Oscar adaylarının gişe karnesi
'İlgi Alanı'nın (The Zone of Interest) gösterime girdiği hafta, en iyi film ve uluslararası kategoride Oscar'a aday gösterilen filmleri dünya gişelerindeki toplam hasılatlarına göre sıraladık, ilk 10'u belirledik. Ayrıca Boxoffice Türkiye'deki seyirci sayılarını da ekledik. Habertürk film eleştirmeni Mehmet Açar'ın yazısı.
10. İLGİ ALANI
(The Zone of Interest)
Yaptığı az sayıda ve birbirine pek benzemeyen filmlerle tanınan İngiliz yönetmen Jonathan Glazer, birçok eleştirmene göre 21. Yüzyıl’ın en iyi bilimkurgularından biri olan ‘Under The Skin’den 10 yıl sonra bu kez tarihsel bir dram filmine imza atıyor. Martin Amis’in 2014’te yayımlanan aynı adlı romanından esinlenen ‘The Zone of Interest’, Auschwitz kumandanı Rudolf Höss’ün, eşi Hedwig, çocukları ve hizmetkârlarıyla sürdürdüğü konforlu gündelik hayatı anlatıyor. Soykırımın gerçekleştiği kampın duvarlarına bakan ‘muhteşem’ evleri, tren raylarıyla gaz odaları arasında kalıyor. Başrollerinde Sandra Hüller ve Christian Friedel’in oynadığı İngiltere – Polonya ortak yapımı film, Cannes’da Jüri Büyük Ödülü’nün yanı sıra FIPRESCI ödülünü kazandı; 5 dalda Oscar’a aday gösterildi.

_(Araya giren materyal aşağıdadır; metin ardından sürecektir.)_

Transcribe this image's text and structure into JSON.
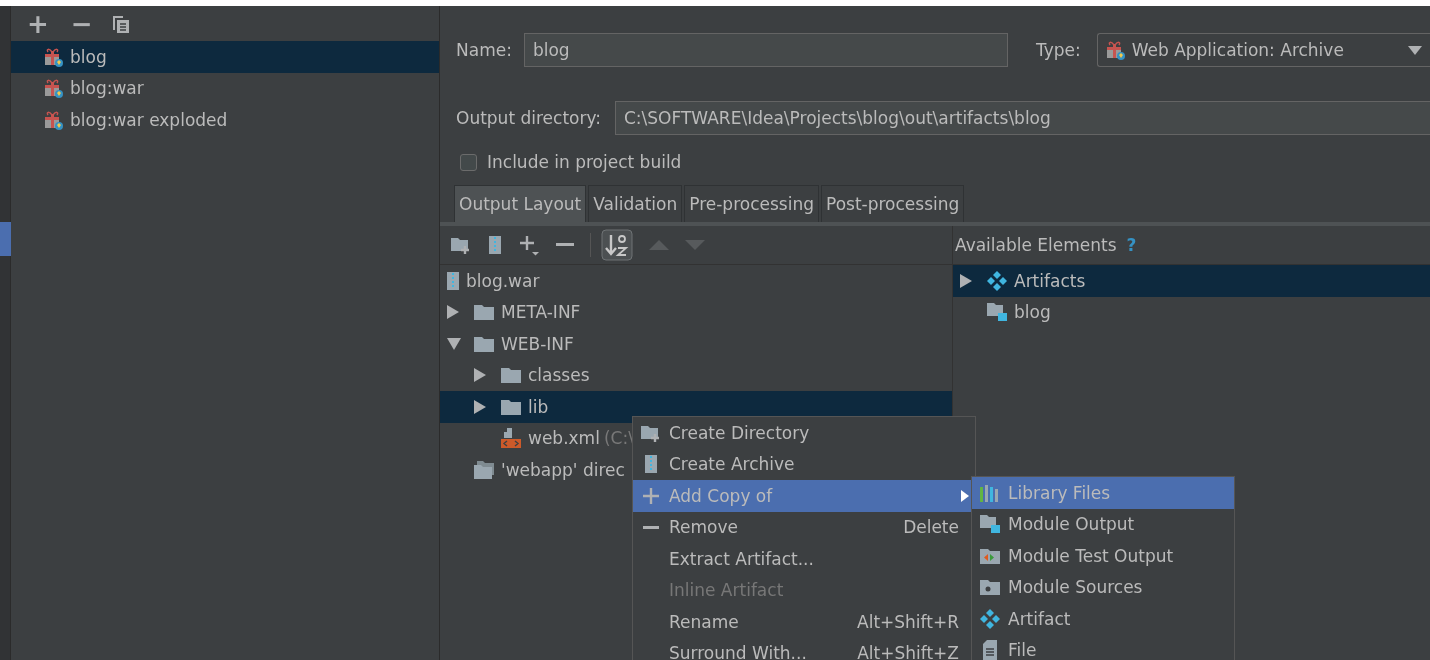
{
  "artifacts_toolbar": [
    "+",
    "−"
  ],
  "artifacts": [
    {
      "name": "blog",
      "selected": true
    },
    {
      "name": "blog:war",
      "selected": false
    },
    {
      "name": "blog:war exploded",
      "selected": false
    }
  ],
  "name_label": "Name:",
  "name_value": "blog",
  "type_label": "Type:",
  "type_value": "Web Application: Archive",
  "output_label": "Output directory:",
  "output_value": "C:\\SOFTWARE\\Idea\\Projects\\blog\\out\\artifacts\\blog",
  "include_build": {
    "label": "Include in project build",
    "checked": false
  },
  "tabs": [
    {
      "label": "Output Layout",
      "selected": true
    },
    {
      "label": "Validation",
      "selected": false
    },
    {
      "label": "Pre-processing",
      "selected": false
    },
    {
      "label": "Post-processing",
      "selected": false
    }
  ],
  "layout_tree": [
    {
      "name": "blog.war",
      "kind": "archive",
      "children": [
        {
          "name": "META-INF",
          "kind": "folder",
          "expanded": false,
          "selected": false
        },
        {
          "name": "WEB-INF",
          "kind": "folder",
          "expanded": true,
          "selected": false,
          "children": [
            {
              "name": "classes",
              "kind": "folder",
              "expanded": false,
              "selected": false
            },
            {
              "name": "lib",
              "kind": "folder",
              "expanded": false,
              "selected": true
            },
            {
              "name": "web.xml",
              "kind": "xml",
              "note": "(C:\\"
            }
          ]
        },
        {
          "name": "'webapp' direc",
          "kind": "folder-group"
        }
      ]
    }
  ],
  "available_title": "Available Elements",
  "available_help": "?",
  "available": [
    {
      "name": "Artifacts",
      "kind": "artifact",
      "expanded": false,
      "selected": true
    },
    {
      "name": "blog",
      "kind": "module",
      "selected": false
    }
  ],
  "context_menu": [
    {
      "label": "Create Directory",
      "kind": "directory",
      "selected": false,
      "disabled": false
    },
    {
      "label": "Create Archive",
      "kind": "archive",
      "selected": false,
      "disabled": false
    },
    {
      "label": "Add Copy of",
      "kind": "add",
      "selected": true,
      "disabled": false,
      "submenu": true
    },
    {
      "label": "Remove",
      "kind": "remove",
      "shortcut": "Delete",
      "selected": false,
      "disabled": false
    },
    {
      "label": "Extract Artifact...",
      "kind": "plain",
      "selected": false,
      "disabled": false
    },
    {
      "label": "Inline Artifact",
      "kind": "plain",
      "selected": false,
      "disabled": true
    },
    {
      "label": "Rename",
      "kind": "plain",
      "shortcut": "Alt+Shift+R",
      "selected": false,
      "disabled": false
    },
    {
      "label": "Surround With...",
      "kind": "plain",
      "shortcut": "Alt+Shift+Z",
      "selected": false,
      "disabled": false
    }
  ],
  "submenu": [
    {
      "label": "Library Files",
      "kind": "library",
      "selected": true
    },
    {
      "label": "Module Output",
      "kind": "module",
      "selected": false
    },
    {
      "label": "Module Test Output",
      "kind": "test",
      "selected": false
    },
    {
      "label": "Module Sources",
      "kind": "sources",
      "selected": false
    },
    {
      "label": "Artifact",
      "kind": "artifact",
      "selected": false
    },
    {
      "label": "File",
      "kind": "file",
      "selected": false
    }
  ]
}
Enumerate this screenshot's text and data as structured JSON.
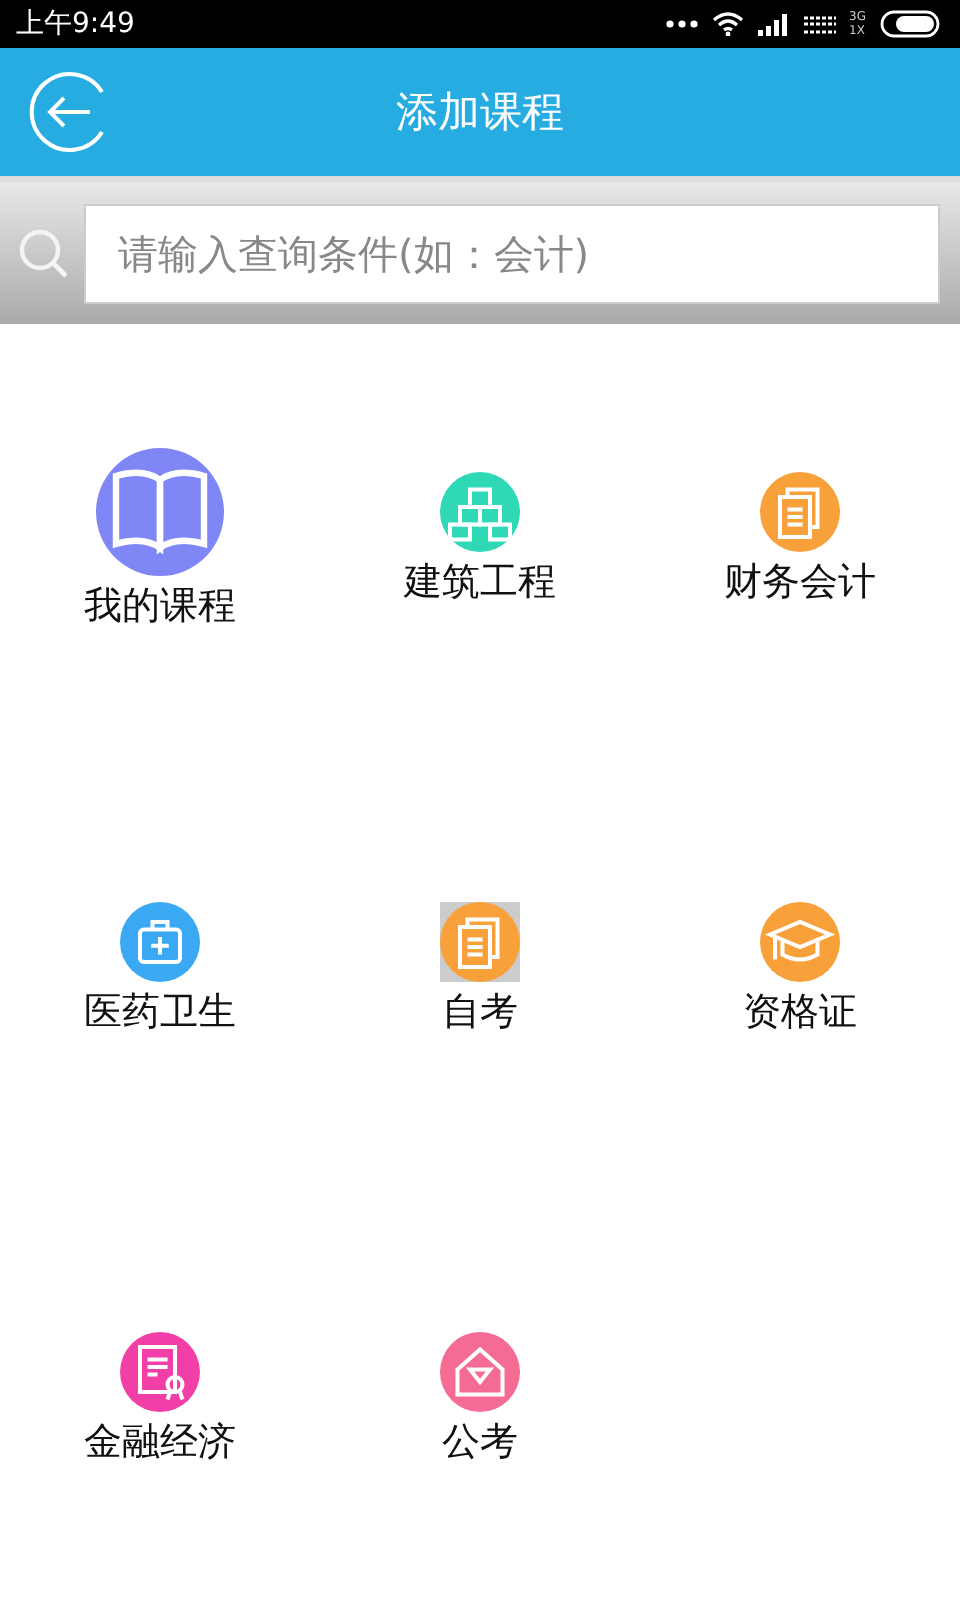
{
  "status_bar": {
    "time": "上午9:49",
    "network_top": "3G",
    "network_bottom": "1X"
  },
  "header": {
    "title": "添加课程"
  },
  "search": {
    "placeholder": "请输入查询条件(如：会计)"
  },
  "categories": [
    {
      "label": "我的课程",
      "kind": "book",
      "color": "#7f86f5",
      "featured": true,
      "selected": false
    },
    {
      "label": "建筑工程",
      "kind": "cubes",
      "color": "#2fd9b5",
      "featured": false,
      "selected": false
    },
    {
      "label": "财务会计",
      "kind": "documents",
      "color": "#f8a03a",
      "featured": false,
      "selected": false
    },
    {
      "label": "医药卫生",
      "kind": "medkit",
      "color": "#3aa8f2",
      "featured": false,
      "selected": false
    },
    {
      "label": "自考",
      "kind": "documents",
      "color": "#f8a03a",
      "featured": false,
      "selected": true
    },
    {
      "label": "资格证",
      "kind": "mortarboard",
      "color": "#f8a03a",
      "featured": false,
      "selected": false
    },
    {
      "label": "金融经济",
      "kind": "certificate",
      "color": "#f23fa8",
      "featured": false,
      "selected": false
    },
    {
      "label": "公考",
      "kind": "house",
      "color": "#f46b93",
      "featured": false,
      "selected": false
    }
  ]
}
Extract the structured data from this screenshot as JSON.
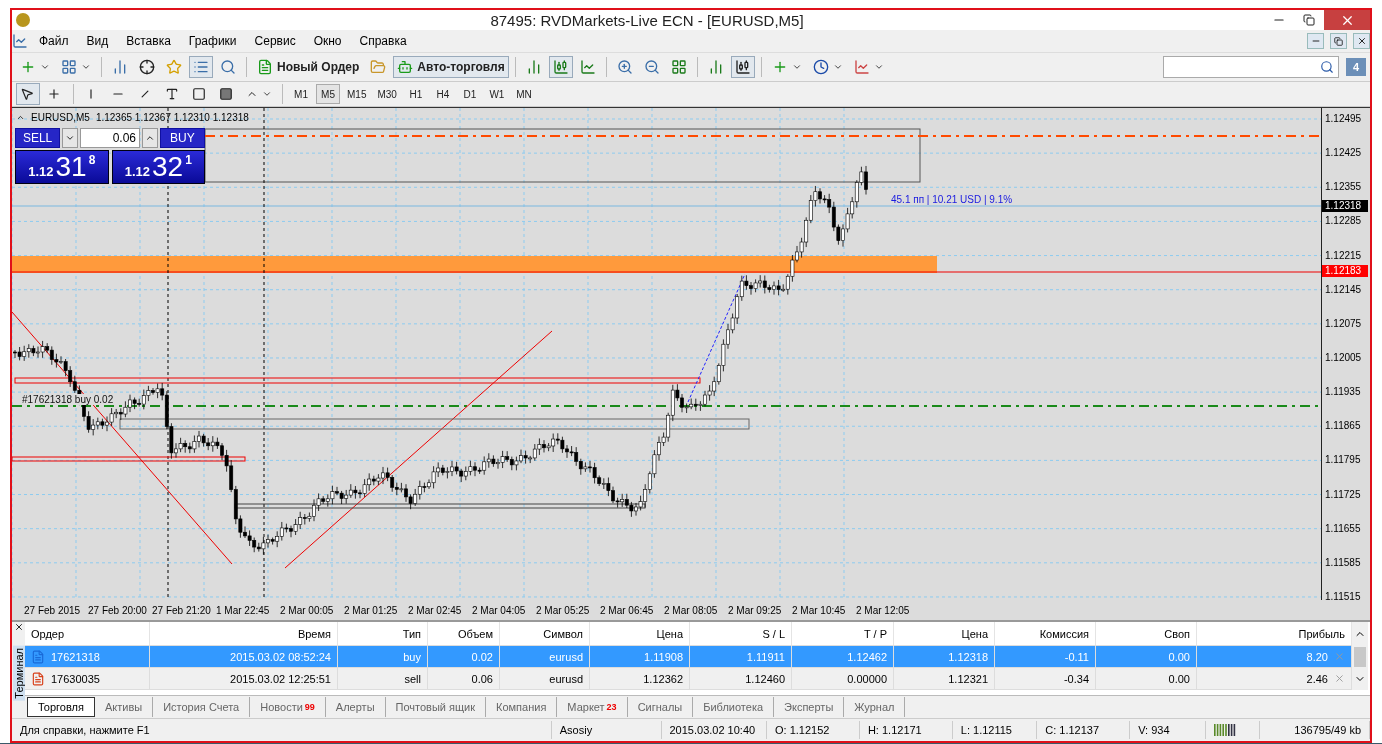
{
  "window": {
    "title": "87495: RVDMarkets-Live ECN - [EURUSD,M5]"
  },
  "menu": [
    "Файл",
    "Вид",
    "Вставка",
    "Графики",
    "Сервис",
    "Окно",
    "Справка"
  ],
  "toolbar": {
    "new_order": "Новый Ордер",
    "auto_trading": {
      "label": "Авто-торговля",
      "on": true
    }
  },
  "timeframes": [
    {
      "label": "M1",
      "selected": false
    },
    {
      "label": "M5",
      "selected": true
    },
    {
      "label": "M15",
      "selected": false
    },
    {
      "label": "M30",
      "selected": false
    },
    {
      "label": "H1",
      "selected": false
    },
    {
      "label": "H4",
      "selected": false
    },
    {
      "label": "D1",
      "selected": false
    },
    {
      "label": "W1",
      "selected": false
    },
    {
      "label": "MN",
      "selected": false
    }
  ],
  "notifications": "4",
  "chart": {
    "symbol": "EURUSD,M5",
    "ohlc": "1.12365 1.12367 1.12310 1.12318",
    "one_click": {
      "sell": "SELL",
      "buy": "BUY",
      "volume": "0.06",
      "bid": {
        "big": "1.12",
        "pips": "31",
        "point": "8"
      },
      "ask": {
        "big": "1.12",
        "pips": "32",
        "point": "1"
      }
    },
    "profit_label": "45.1 пп | 10.21 USD | 9.1%",
    "order_label": "#17621318 buy 0.02",
    "price_axis": [
      "1.12495",
      "1.12425",
      "1.12355",
      "1.12285",
      "1.12215",
      "1.12145",
      "1.12075",
      "1.12005",
      "1.11935",
      "1.11865",
      "1.11795",
      "1.11725",
      "1.11655",
      "1.11585",
      "1.11515"
    ],
    "bid_marker": "1.12318",
    "alert_marker": "1.12183",
    "time_axis": [
      "27 Feb 2015",
      "27 Feb 20:00",
      "27 Feb 21:20",
      "1 Mar 22:45",
      "2 Mar 00:05",
      "2 Mar 01:25",
      "2 Mar 02:45",
      "2 Mar 04:05",
      "2 Mar 05:25",
      "2 Mar 06:45",
      "2 Mar 08:05",
      "2 Mar 09:25",
      "2 Mar 10:45",
      "2 Mar 12:05"
    ]
  },
  "terminal": {
    "side_label": "Терминал",
    "columns": [
      "Ордер",
      "Время",
      "Тип",
      "Объем",
      "Символ",
      "Цена",
      "S / L",
      "T / P",
      "Цена",
      "Комиссия",
      "Своп",
      "Прибыль"
    ],
    "rows": [
      {
        "kind": "buy",
        "selected": true,
        "cells": [
          "17621318",
          "2015.03.02 08:52:24",
          "buy",
          "0.02",
          "eurusd",
          "1.11908",
          "1.11911",
          "1.12462",
          "1.12318",
          "-0.11",
          "0.00",
          "8.20"
        ]
      },
      {
        "kind": "sell",
        "selected": false,
        "cells": [
          "17630035",
          "2015.03.02 12:25:51",
          "sell",
          "0.06",
          "eurusd",
          "1.12362",
          "1.12460",
          "0.00000",
          "1.12321",
          "-0.34",
          "0.00",
          "2.46"
        ]
      }
    ],
    "tabs": [
      {
        "label": "Торговля",
        "selected": true
      },
      {
        "label": "Активы",
        "selected": false
      },
      {
        "label": "История Счета",
        "selected": false
      },
      {
        "label": "Новости",
        "badge": "99",
        "selected": false
      },
      {
        "label": "Алерты",
        "selected": false
      },
      {
        "label": "Почтовый ящик",
        "selected": false
      },
      {
        "label": "Компания",
        "selected": false
      },
      {
        "label": "Маркет",
        "badge": "23",
        "selected": false
      },
      {
        "label": "Сигналы",
        "selected": false
      },
      {
        "label": "Библиотека",
        "selected": false
      },
      {
        "label": "Эксперты",
        "selected": false
      },
      {
        "label": "Журнал",
        "selected": false
      }
    ]
  },
  "status_bar": [
    "Для справки, нажмите F1",
    "Asosiy",
    "2015.03.02 10:40",
    "O: 1.12152",
    "H: 1.12171",
    "L: 1.12115",
    "C: 1.12137",
    "V: 934",
    "136795/49 kb"
  ]
}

Türkiye’de 23 Şubat’ta gösterime girdi. Dünya geneli hasılat: $13,430,324
9. MÜKEMMEL GÜNLER
(Perfect Days)
Tokyo’da tuvalet temizlikçisi olarak çalışan Hirayama, işini severek, gurur duyarak en iyi şekilde yapmaya çalışır. Boş vakitlerinde müzik dinler, kitap okur ve çok sevdiği ağaçların fotoğraflarını çekmeyi sever. Yaşadığı beklenmedik karşılaşmalar bizi Hirayama’nın geçmişine götürür… Usta Alman yönetmen Wim Wenders’in Cannes’da Altın Palmiye için yarışan filmi, başroldeki Japon aktör Kôji Yakusho’ya en iyi erkek oyuncu ödülünü kazandırdı. Ekumenik Jüri’nin tercihi de adını Lou Reed’in ‘Perfect Day’ şarkısından alan ‘Mükemmel Günler’ oldu. Wenders’in senaryosunu Takuma Takasaki ile yazdığı film, Japonya’nın Oscar adayı olarak uluslararası kategoride ilk 5 aday arasına girmeyi başardı. Türkiye’de gösterime girmedi. Dünya geneli hasılat: $16,936,890
8. AMERICAN FICTION
Percival Everett’in 2001’de yayımlanan ‘Erasure’ adlı romanından Cord Jefferson tarafından sinemaya uyarlanan ve yönetilen film, Jeffrey Wright’ın canlandırdığı Thelonious 'Monk' Ellison adlı bir yazarın öyküsünü anlatıyor. Monk, hedeflerine ulaşamamış, hüsrana uğramış bir romancıdır. Satış başarısına ulaşabilmek için ‘siyah’ bir yazardan beklenen tarzda bir roman yazmaya karar verir. Yönetmen Cord Jefferson’ın ilk uzun filmi olan ‘American Fiction’, dünya prömiyerini 2023’ün eylül ayında Toronto Film Festivali’nde yaptı ve kazandığı Halkın Seçimi ödülüyle bir anda Oscar yarışının öne çıkan filmlerinden biri haline geldi. Amazon MGM/Orion Film ortak yapımı ‘American Fiction’, en iyi film, uyarlama senaryo dahil 5 dalda Oscar’a aday oldu.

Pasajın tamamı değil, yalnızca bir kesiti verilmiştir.